Al volo, tre messaggi di odio e di violenza che assorbono l’energia delle persone rendendo le loro vite peggiori, che condizionano il pensiero dei più semplici e che distolgono l’attenzione dalla vita e dai reali problemi. Basta leggere i commenti che emergono da questi post per capire quanta rabbia e quanto odio essi suscitano. E la rabbia e l’odio non fanno bene, mai.

Se anche condivido il messaggio dicendo “spero che non sia vero”  l’effetto è lo stesso. Uno dei principi di base delle scienze cognitive è che la “mente non conosce negazione“. Se io ti dico “non immaginare un elefante rosa davanti a te” tu non potrai non immaginare un elefante rosa. Quella frase che ti fa sentire a posto riguardo al fatto che hai condiviso una cosa gravissima senza verificarla in realtà avrà lo stesso effetto: andrà a depositarsi nella mente di migliaia di persone, trasmettendo, like dopo like, visualizzazione dopo visualizzazione, idee non solo sbagliate ma che alimentano pensieri negativi e odio sociale.

La responsabilità del mezzo che stiamo utilizzando richiede che se non abbiamo la possibilità di verificare una notizia, almeno superficialmente, è meglio non condividerla. Soprattutto se si tratta di una cosa di questo genere.

Per verificare basta ricercare su Google un pezzo del post: ho impiegato esattamente 30 secondi a digitare su Google “Lui è mario. Oggi in tribunale” e trovare la spiegazione della bufala.

In generale, se una notizia potenzialmente molto grave non è riportata da fonti autorevoli è molto probabilmente una bufala. Non dimentichiamo che vi sono siti che sfruttano questi meccanismi per portare traffico sulle proprie pagine, sfruttando queste leve emotive e guadagnare in pubblicità. Questi siti divulgano spessissimo notizie non verificate e costruite ad hoc.
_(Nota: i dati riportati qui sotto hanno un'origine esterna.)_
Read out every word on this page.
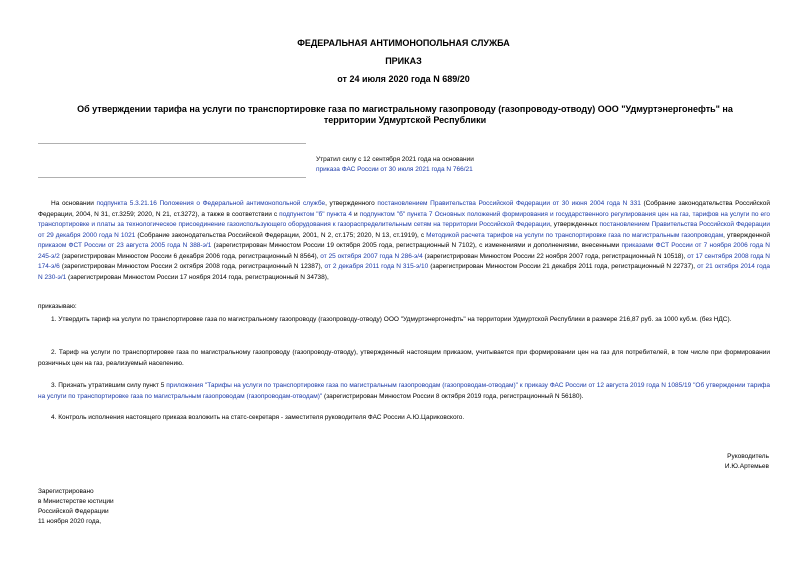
ФЕДЕРАЛЬНАЯ АНТИМОНОПОЛЬНАЯ СЛУЖБА
ПРИКАЗ
от 24 июля 2020 года N 689/20
Об утверждении тарифа на услуги по транспортировке газа по магистральному газопроводу (газопроводу-отводу) ООО "Удмуртэнергонефть" на территории Удмуртской Республики
Утратил силу с 12 сентября 2021 года на основании
приказа ФАС России от 30 июля 2021 года N 766/21

На основании подпункта 5.3.21.16 Положения о Федеральной антимонопольной службе, утвержденного постановлением Правительства Российской Федерации от 30 июня 2004 года N 331 (Собрание законодательства Российской Федерации, 2004, N 31, ст.3259; 2020, N 21, ст.3272), а также в соответствии с подпунктом "б" пункта 4 и подпунктом "б" пункта 7 Основных положений формирования и государственного регулирования цен на газ, тарифов на услуги по его транспортировке и платы за технологическое присоединение газоиспользующего оборудования к газораспределительным сетям на территории Российской Федерации, утвержденных постановлением Правительства Российской Федерации от 29 декабря 2000 года N 1021 (Собрание законодательства Российской Федерации, 2001, N 2, ст.175; 2020, N 13, ст.1919), с Методикой расчета тарифов на услуги по транспортировке газа по магистральным газопроводам, утвержденной приказом ФСТ России от 23 августа 2005 года N 388-э/1 (зарегистрирован Минюстом России 19 октября 2005 года, регистрационный N 7102), с изменениями и дополнениями, внесенными приказами ФСТ России от 7 ноября 2006 года N 245-э/2 (зарегистрирован Минюстом России 6 декабря 2006 года, регистрационный N 8564), от 25 октября 2007 года N 286-э/4 (зарегистрирован Минюстом России 22 ноября 2007 года, регистрационный N 10518), от 17 сентября 2008 года N 174-э/6 (зарегистрирован Минюстом России 2 октября 2008 года, регистрационный N 12387), от 2 декабря 2011 года N 315-э/10 (зарегистрирован Минюстом России 21 декабря 2011 года, регистрационный N 22737), от 21 октября 2014 года N 230-э/1 (зарегистрирован Минюстом России 17 ноября 2014 года, регистрационный N 34738),

приказываю:

1. Утвердить тариф на услуги по транспортировке газа по магистральному газопроводу (газопроводу-отводу) ООО "Удмуртэнергонефть" на территории Удмуртской Республики в размере 216,87 руб. за 1000 куб.м. (без НДС).

2. Тариф на услуги по транспортировке газа по магистральному газопроводу (газопроводу-отводу), утвержденный настоящим приказом, учитывается при формировании цен на газ для потребителей, в том числе при формировании розничных цен на газ, реализуемый населению.

3. Признать утратившим силу пункт 5 приложения "Тарифы на услуги по транспортировке газа по магистральным газопроводам (газопроводам-отводам)" к приказу ФАС России от 12 августа 2019 года N 1085/19 "Об утверждении тарифа на услуги по транспортировке газа по магистральным газопроводам (газопроводам-отводам)" (зарегистрирован Минюстом России 8 октября 2019 года, регистрационный N 56180).

4. Контроль исполнения настоящего приказа возложить на статс-секретаря - заместителя руководителя ФАС России А.Ю.Цариковского.

Руководитель
И.Ю.Артемьев
Зарегистрировано
в Министерстве юстиции
Российской Федерации
11 ноября 2020 года,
Un’altra categoria di condivisioni negative sono i link a notizie vere ma con titoli manipolati ad hoc per far sembrare i contenuti diversi: anche in questo caso si gioca sul fatto che le persone non vanno a verificare o leggere l’articolo e “si indignano” sulla base di un titolo – di fatto – fasullo. Se hai il tempo di condividere e commentare hai il tempo anche di leggere tutto. Se no lascia stare, non è obbligatorio.

E non accetto neanche la scusa del “sono proprio pratico” o “non so come fare”. Se non so guidare l’auto non la guido, perchè potrei far del male a me stessa o agli altri. Nello stesso modo se non so usare un mezzo di comunicazione così potente e che può condizionare le persone  o la società in modo tanto profondo, è meglio che lascio perdere o che mi metto a imparare.

L’uso consapevole delle tecnologie, soprattutto delle tecnologie dell’informazione, può rendere questo mondo migliore. Il contrario rende la nostra società sempre più brutta e invivibile.